You can copy the names of different checkpoints into the code cell #27 and alter the value of MAX_ITERATIONS to see what kind of effect those adjustments can have.

In [None]:
#Code cell #26
%cd /content/tesstrain/data/sophonisba/checkpoints/
%ls -lt

In [None]:
#Code cell #27
#Copy a checkpoint from the list above and paste it over "sophonisba_checkpoint"
#(right after "START_MODEL=").
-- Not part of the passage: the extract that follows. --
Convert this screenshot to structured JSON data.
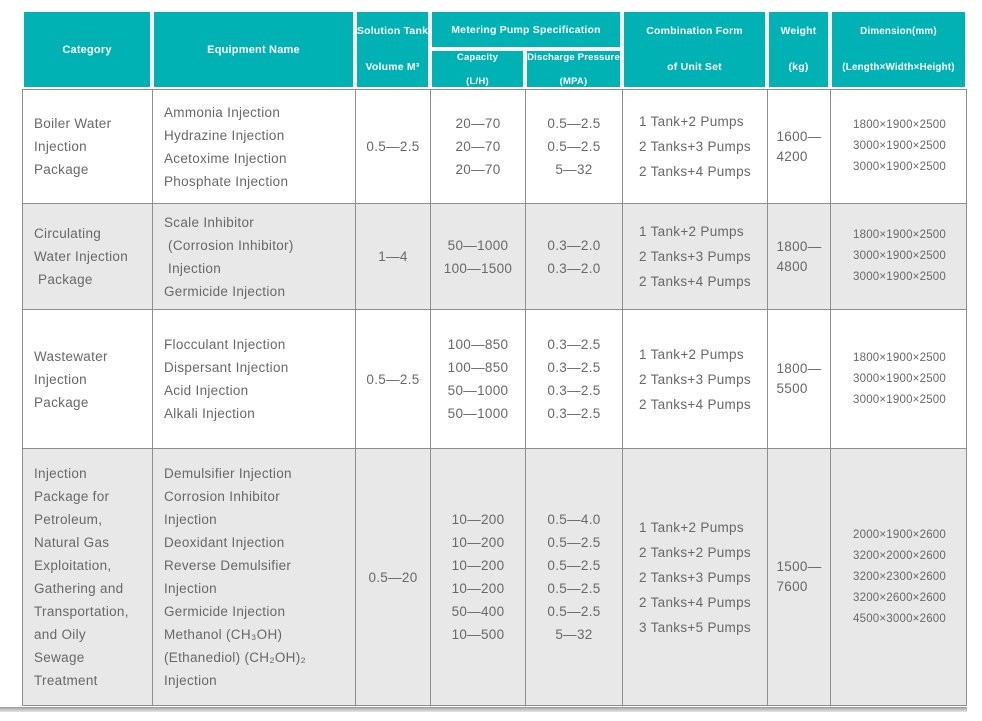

Then go to the end of the line and change the
#value of MAX_ITERATIONS. Because the training has already been run, this should
#usually only take a couple of mintues to re-run, depending on the values
#you supply
%cd /content/tesstrain/
! make training MODEL_NAME=sophonisba START_MODEL=sophonisba_checkpoint TESSDATA=/data/eng FINETUNE_TYPE=Plus WORD_FILE=/data/sophonisba/sophonisba.wordlist PUNC_FILE=/data/sophonisba/sophonisba.punc MAX_ITERATIONS=12000

### 8.a - Update the .traineddata in our Tesseract installation
For each new training you run, you'll need to move the resulting .traineddata file into our installation of Tesseract for the changes to take effect.

In [None]:
#Code cell #28
%cd /content/tesstrain/data/
!zip -r completed_training.zip sophonisba.traineddata sophonisba-ground-truth/ sophonisba/

### 8.b - See how the output changes
Re-run tesseract with your new language model

In [None]:
#Code cell #29
new_model = pytesseract.image_to_string(im, lang='sophonisba')
print(new_model)

## 9 - Okay, but let's try it on something other than *Sophonisba*
If we try running a page from a different text from Bowyer's press from around the same time, we'll see how inadequate this model is in its current state—it leans too heavily on a single text and doesn't give Tesseract's neural net enough data to allow for good generalization.

In [None]:
bl_image = '/content/page_images/bl_iiif-bw.png'
next_image = Image.open(bl_image)
next_test_string = pytesseract.image_to_string(next_image, lang='sophonisba')
print(next_test_string)

## 10 - Examine the output
As you can see, the results of this relatively small-scale training aren't really ready for prime time, and certainly not ready to drive work in analytical bibliography: I wouldn't want to rely on this model to give me an accurate sense of what characters are actually on the page.

Have a look at the ways that this model falls down, though, and see if you can think of possible applications for using a *better* model to study printed texts.